Im frühen Handel stieg die europäische Gemeinschaftswährung deutlich über die Marke von 1.34 US-Dollar auf zuletzt 1.3449 Dollar. Am Vortag hatte die Europäische Zentralbank (EZB) den Referenzkurs auf 1.3394 (Montag: 1.3442) Dollar festgesetzt.

EZB könnte aktiver intervenieren

Nach der Drohung einer Herabstufung der Kreditbewertung der Eurozone durch S&P vom Montagabend rücken der EU-Gipfel zur Schuldenkrise am Freitag und die Zinsentscheidung der EZB am Donnerstag immer stärker in den Mittelpunkt des Interesses.

Die europäische Notenbank könnte im Kampf gegen die Schuldenkrise Hinweise auf einen verstärkten Kauf von Staatsanleihen hochverschuldeter Staaten der Eurozone geben, hiess es in einem Kommentar der Commerzbank. «Es riecht danach, dass die EZB deutlich aktiver an den Staatsanleihemärkten intervenieren wird», schrieb Commerzbank-Experte Ulrich Leuchtmann.

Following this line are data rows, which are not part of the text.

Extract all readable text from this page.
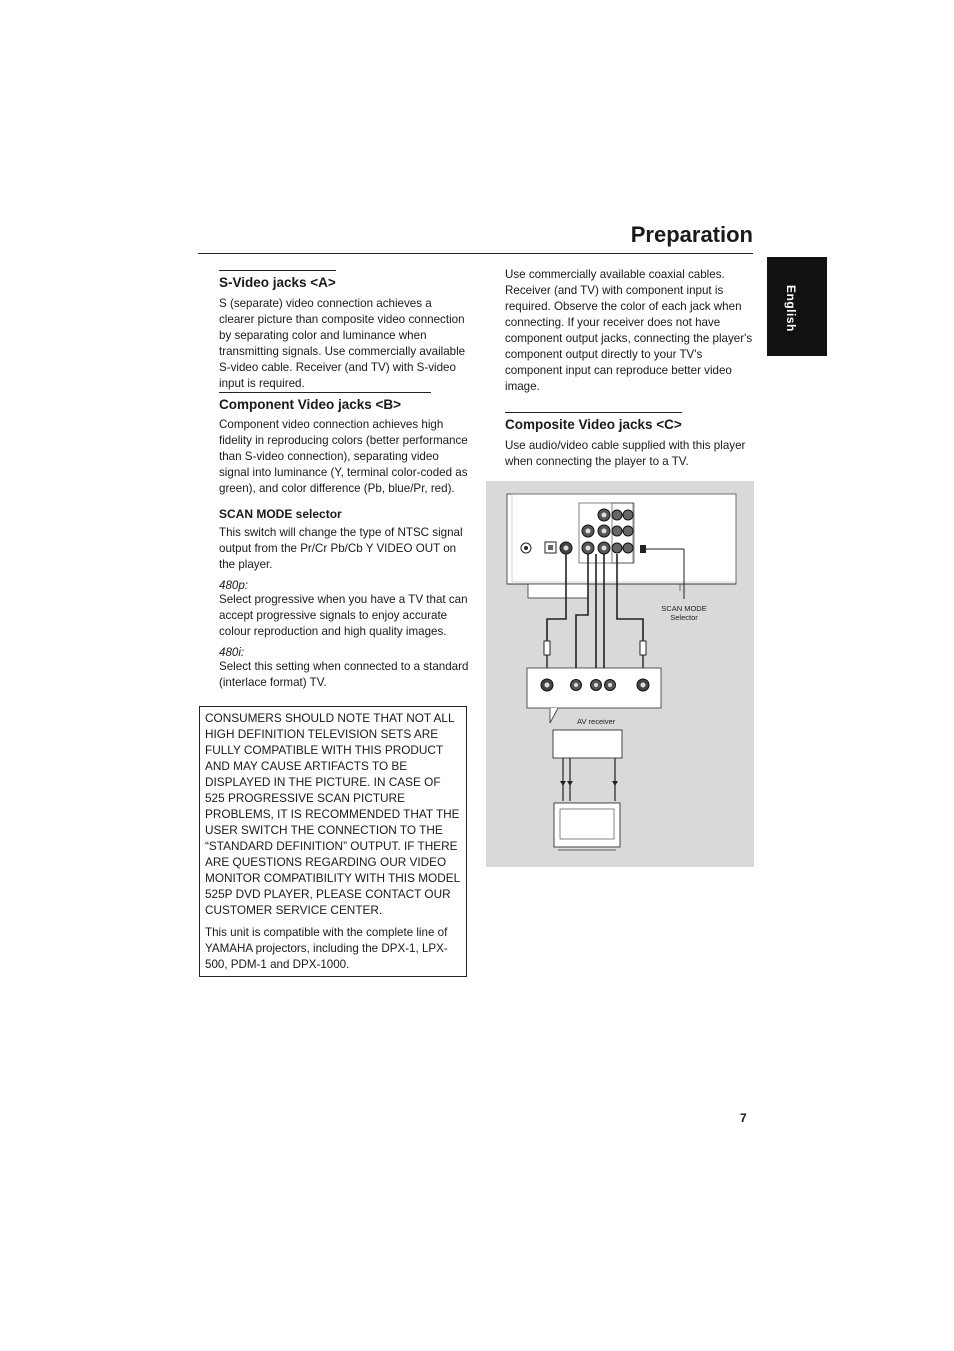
Preparation
English
S-Video jacks <A>
S (separate) video connection achieves a clearer picture than composite video connection by separating color and luminance when transmitting signals. Use commercially available S-video cable. Receiver (and TV) with S-video input is required.
Component Video jacks <B>
Component video connection achieves high fidelity in reproducing colors (better performance than S-video connection), separating video signal into luminance (Y, terminal color-coded as green), and color difference (Pb, blue/Pr, red).
SCAN MODE selector
This switch will change the type of NTSC signal output from the Pr/Cr Pb/Cb Y VIDEO OUT on the player.
480p:
Select progressive when you have a TV that can accept progressive signals to enjoy accurate colour reproduction and high quality images.
480i:
Select this setting when connected to a standard (interlace format) TV.
CONSUMERS SHOULD NOTE THAT NOT ALL HIGH DEFINITION TELEVISION SETS ARE FULLY COMPATIBLE WITH THIS PRODUCT AND MAY CAUSE ARTIFACTS TO BE DISPLAYED IN THE PICTURE. IN CASE OF 525 PROGRESSIVE SCAN PICTURE PROBLEMS, IT IS RECOMMENDED THAT THE USER SWITCH THE CONNECTION TO THE “STANDARD DEFINITION” OUTPUT. IF THERE ARE QUESTIONS REGARDING OUR VIDEO MONITOR COMPATIBILITY WITH THIS MODEL 525P DVD PLAYER, PLEASE CONTACT OUR CUSTOMER SERVICE CENTER.
This unit is compatible with the complete line of YAMAHA projectors, including the DPX-1, LPX-500, PDM-1 and DPX-1000.
Use commercially available coaxial cables. Receiver (and TV) with component input is required. Observe the color of each jack when connecting. If your receiver does not have component output jacks, connecting the player's component output directly to your TV's component input can reproduce better video image.
Composite Video jacks <C>
Use audio/video cable supplied with this player when connecting the player to a TV.
SCAN MODE
Selector
AV receiver
7
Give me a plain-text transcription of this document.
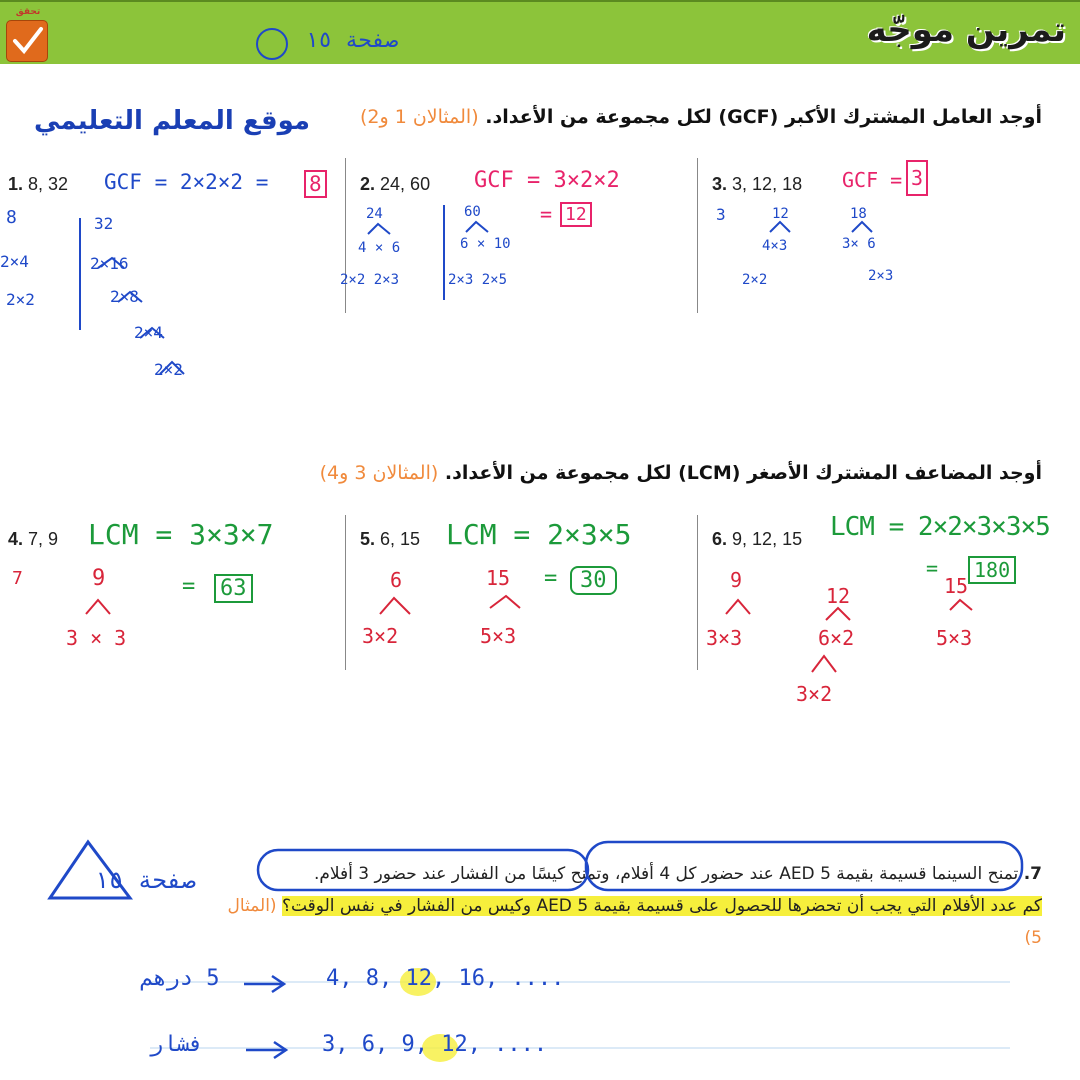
تمرين موجّه
تحقق
صفحة ١٥
موقع المعلم التعليمي	أوجد العامل المشترك الأكبر (GCF) لكل مجموعة من الأعداد. (المثالان 1 و2)
1. 8, 32 GCF = 2×2×2 = 8
8
2×4
2×2
32
2×16
2×8
2×4
2×2
2. 24, 60 GCF = 3×2×2
= 12
24
4 × 6
2×2 2×3
60
6 × 10
2×3 2×5
3. 3, 12, 18 GCF = 3
3	12
4×3
2×2
18
3× 6
2×3
أوجد المضاعف المشترك الأصغر (LCM) لكل مجموعة من الأعداد. (المثالان 3 و4)
4. 7, 9 LCM = 3×3×7
= 63
7	9
3 × 3
5. 6, 15 LCM = 2×3×5
=	30
6
3×2
15
5×3
6. 9, 12, 15 LCM = 2×2×3×3×5
=	180
9
3×3
12
6×2
3×2
15
5×3
7. تمنح السينما قسيمة بقيمة 5 AED عند حضور كل 4 أفلام، وتمنح كيسًا من الفشار عند حضور 3 أفلام.
كم عدد الأفلام التي يجب أن تحضرها للحصول على قسيمة بقيمة 5 AED وكيس من الفشار في نفس الوقت؟ (المثال 5)
صفحة ١٥
5 درهم	4, 8, 12, 16, ....
فشار	3, 6, 9, 12, ....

Zudem blicken die Anleger nach Einschätzung von Experten mit wachsendem Optimismus auf den EU-Gipfel zur Schuldenkrise. Der neue Versuch, die Schuldenkrise der Eurozone zu lösen, könnte erfolgreich sein, hiess es. Medienberichten zufolge soll der Euro-Rettungsfonds nochmals verdoppelt werden. Ausserdem hatte das Parlament in Athen in der vergangenen Nacht die harten Sparmassnahmen der neuen Regierung mit grosser Mehrheit gebilligt.

(sda)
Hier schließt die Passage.